Centre on path to meet fiscal deficit target for FY26, but slower tax revenue growth a concern

The Centre is expected to meet its fiscal deficit target of 4.4% of the GDP in FY26, but analysts have raised concerns over slowing tax revenues due to cuts in income tax and goods and services tax (GST).

As per the data of the Controller General of Accounts, India’s fiscal deficit was contained at Rs 5.98 lakh crore between April and August, amounting to 38.1% of the full year target. This was slightly higher than the Rs 4.35 lakh crore or 27% of the Budget Estimate last fiscal in the same period.

Net tax revenue was at Rs 8.1 lakh crore in the first five months of FY26 or 28.6% of the Budget Estimate while revenue receipts stand at 36.6% of the full year target. Total receipts amounted to Rs 12.82 lakh crore between April and August 2025, amounting to 36.7% of the full year target. Total expenditure in the period was slightly higher at Rs 18.8 lakh crore or 37.1% of the BE.

Analysts have flagged the lower net income tax collections as a worry and have also noted that the cuts in GST rates could lead to further revenue losses. Between April and August 2025, net income tax collections were Rs 4.4 lakh crore, which was 2.5% lower than Rs 4.52 lakh crore a year ago.

“Even as income tax collection growth rate likely improves in September to March period, we expect about Rs 2 lakh crore shortfall on this front. This will be only partly offset by an estimated about Rs 30,000 crore outperformance versus the budgeted target for corporate tax,” said a report by Barclays India.

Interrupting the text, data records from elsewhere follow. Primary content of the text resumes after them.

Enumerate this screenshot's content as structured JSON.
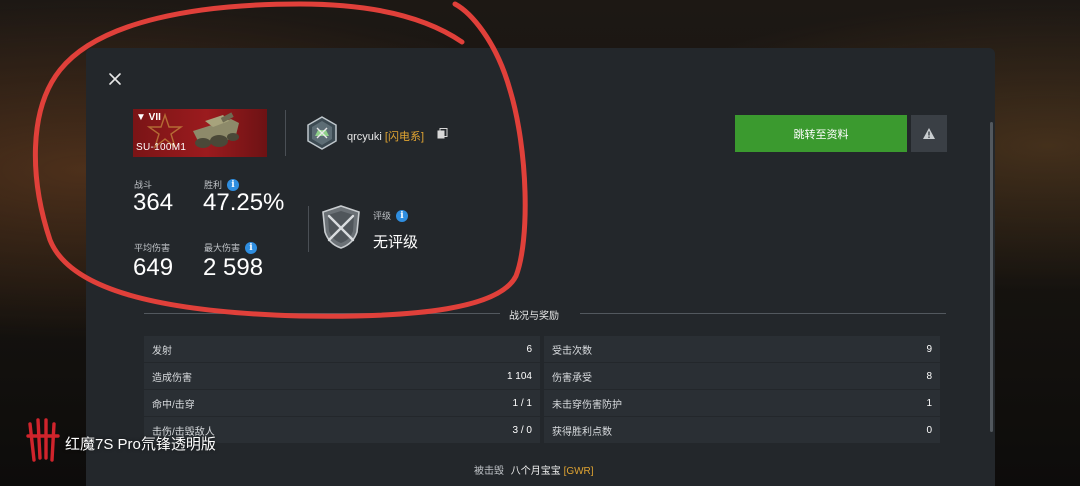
{
  "dialog": {
    "close_label": "×"
  },
  "tank": {
    "tier": "▼ VII",
    "name": "SU-100M1"
  },
  "player": {
    "name": "qrcyuki",
    "clan_tag": "[闪电系]"
  },
  "stats": {
    "battles_label": "战斗",
    "battles_value": "364",
    "winrate_label": "胜利",
    "winrate_value": "47.25%",
    "avg_damage_label": "平均伤害",
    "avg_damage_value": "649",
    "max_damage_label": "最大伤害",
    "max_damage_value": "2 598",
    "rating_label": "评级",
    "rating_value": "无评级"
  },
  "actions": {
    "profile_button": "跳转至资料",
    "report_icon": "warning-icon"
  },
  "battle_report": {
    "title": "战况与奖励",
    "left_rows": [
      {
        "label": "发射",
        "value": "6"
      },
      {
        "label": "造成伤害",
        "value": "1 104"
      },
      {
        "label": "命中/击穿",
        "value": "1 / 1"
      },
      {
        "label": "击伤/击毁敌人",
        "value": "3 / 0"
      }
    ],
    "right_rows": [
      {
        "label": "受击次数",
        "value": "9"
      },
      {
        "label": "伤害承受",
        "value": "8"
      },
      {
        "label": "未击穿伤害防护",
        "value": "1"
      },
      {
        "label": "获得胜利点数",
        "value": "0"
      }
    ]
  },
  "footer": {
    "destroyed_by_label": "被击毁",
    "killer_name": "八个月宝宝",
    "killer_clan": "[GWR]"
  },
  "overlay": {
    "device_watermark": "红魔7S Pro氘锋透明版"
  },
  "colors": {
    "panel_bg": "#23272b",
    "accent_green": "#3b9a2f",
    "clan_orange": "#e0a432",
    "info_blue": "#2f8ee0",
    "annotation_red": "#e0403a"
  }
}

“The fiscal deficit trajectory is treading on thin ice this year. April – August 2025 fiscal deficit trend indicates a real risk of a slippage. Revenue foregone due to GST rate rationalisation and faltering nominal GDP growth rate add to those concerns. Though tight, we think there is room to meet the fiscal deficit ratio target this year, and expect the government to adhere to it,” the report further said.

Devendra Pant, Chief Economist, India Ratings & Research also noted that the government’s fiscal position is at crucial juncture.

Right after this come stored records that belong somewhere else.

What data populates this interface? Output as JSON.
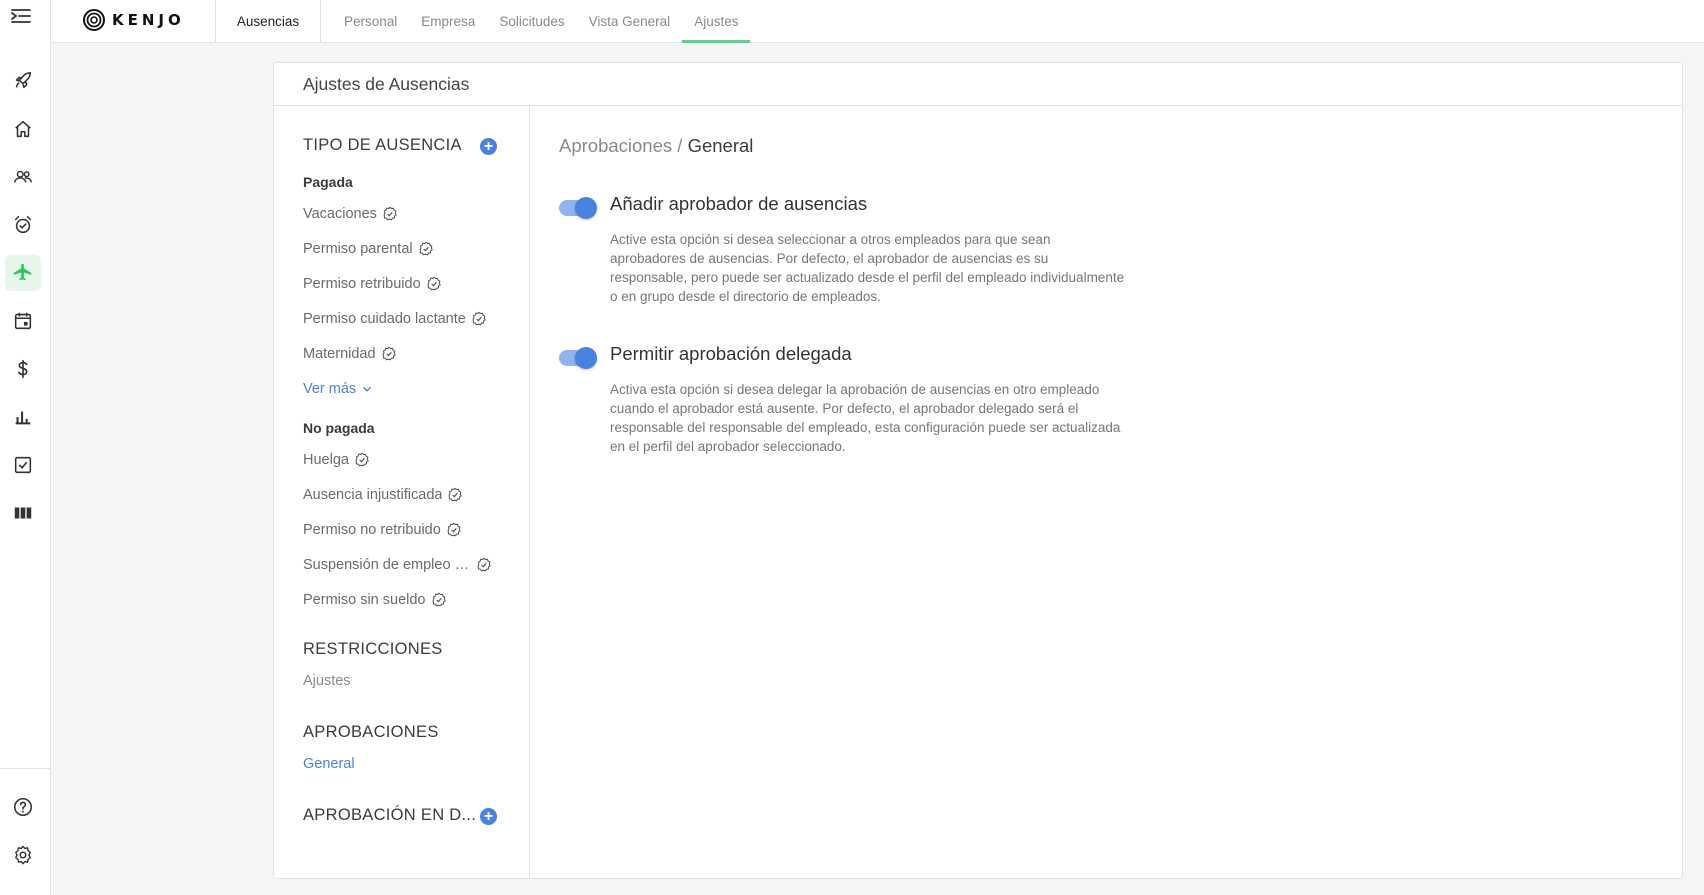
{
  "brand": {
    "name": "KENJO"
  },
  "module_tab": "Ausencias",
  "subtabs": [
    "Personal",
    "Empresa",
    "Solicitudes",
    "Vista General",
    "Ajustes"
  ],
  "active_subtab": "Ajustes",
  "sidebar_icons": [
    "rocket-icon",
    "home-icon",
    "people-icon",
    "alarm-clock-icon",
    "airplane-icon",
    "calendar-icon",
    "dollar-icon",
    "bar-chart-icon",
    "checklist-icon",
    "columns-icon",
    "help-icon",
    "gear-icon"
  ],
  "active_sidebar_icon": "airplane-icon",
  "accent_color": "#4a82e0",
  "active_tab_color": "#5fd08b",
  "card_title": "Ajustes de Ausencias",
  "left_panel": {
    "tipo_header": "TIPO DE AUSENCIA",
    "paid_label": "Pagada",
    "paid_items": [
      "Vacaciones",
      "Permiso parental",
      "Permiso retribuido",
      "Permiso cuidado lactante",
      "Maternidad"
    ],
    "ver_mas": "Ver más",
    "unpaid_label": "No pagada",
    "unpaid_items": [
      "Huelga",
      "Ausencia injustificada",
      "Permiso no retribuido",
      "Suspensión de empleo y sueldo",
      "Permiso sin sueldo"
    ],
    "restricciones_header": "RESTRICCIONES",
    "restricciones_item": "Ajustes",
    "aprobaciones_header": "APROBACIONES",
    "aprobaciones_item": "General",
    "delegated_header": "APROBACIÓN EN D..."
  },
  "breadcrumb": {
    "parent": "Aprobaciones",
    "separator": "/",
    "current": "General"
  },
  "settings": [
    {
      "title": "Añadir aprobador de ausencias",
      "enabled": true,
      "description": "Active esta opción si desea seleccionar a otros empleados para que sean aprobadores de ausencias. Por defecto, el aprobador de ausencias es su responsable, pero puede ser actualizado desde el perfil del empleado individualmente o en grupo desde el directorio de empleados."
    },
    {
      "title": "Permitir aprobación delegada",
      "enabled": true,
      "description": "Activa esta opción si desea delegar la aprobación de ausencias en otro empleado cuando el aprobador está ausente. Por defecto, el aprobador delegado será el responsable del responsable del empleado, esta configuración puede ser actualizada en el perfil del aprobador seleccionado."
    }
  ]
}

“While the steps such as income tax cut and GST rate rationalization are aimed at increasing consumption demand, higher loans and advances are aimed at providing support to investment demand in the economy. The fiscal arithmetic hinges on how the GST rate rationalisation impacts consumption demand in the economy, if the initial data on car sales in the festive season is an indication there is a chance that the consumption demand will rise and will be able to compensate some of GST losses due to rate rationalisation,” he said.

He also pointed out that central GST collection till August 2025 grew 5.2% as against the budgeted growth of 11.3%.

Madan Sabnavis, Chief Economist, Bank of Baroda pointed out that the highest fiscal deficit between April and August 2025 vis-à-vis a year ago is due to two factors. The first is that on account of elections the government spending was restricted in the first quarter of last year. Second, in the current year the expenditure has been within the targets, but revenue has been slower.

“It does look like that the overall fiscal deficit target will be retained as is also borne out from the borrowings calendar for second half of the year,” he pointed out.

The Centre plans to plans to borrow Rs 6.77 lakh crore in the second half of the fiscal year and has cut its borrowing plan by Rs 10,000 crore, taking the total borrowing in FY26 to Rs 14.72 lakh crore as against the Budget Estimate of Rs 14.72 lakh crore.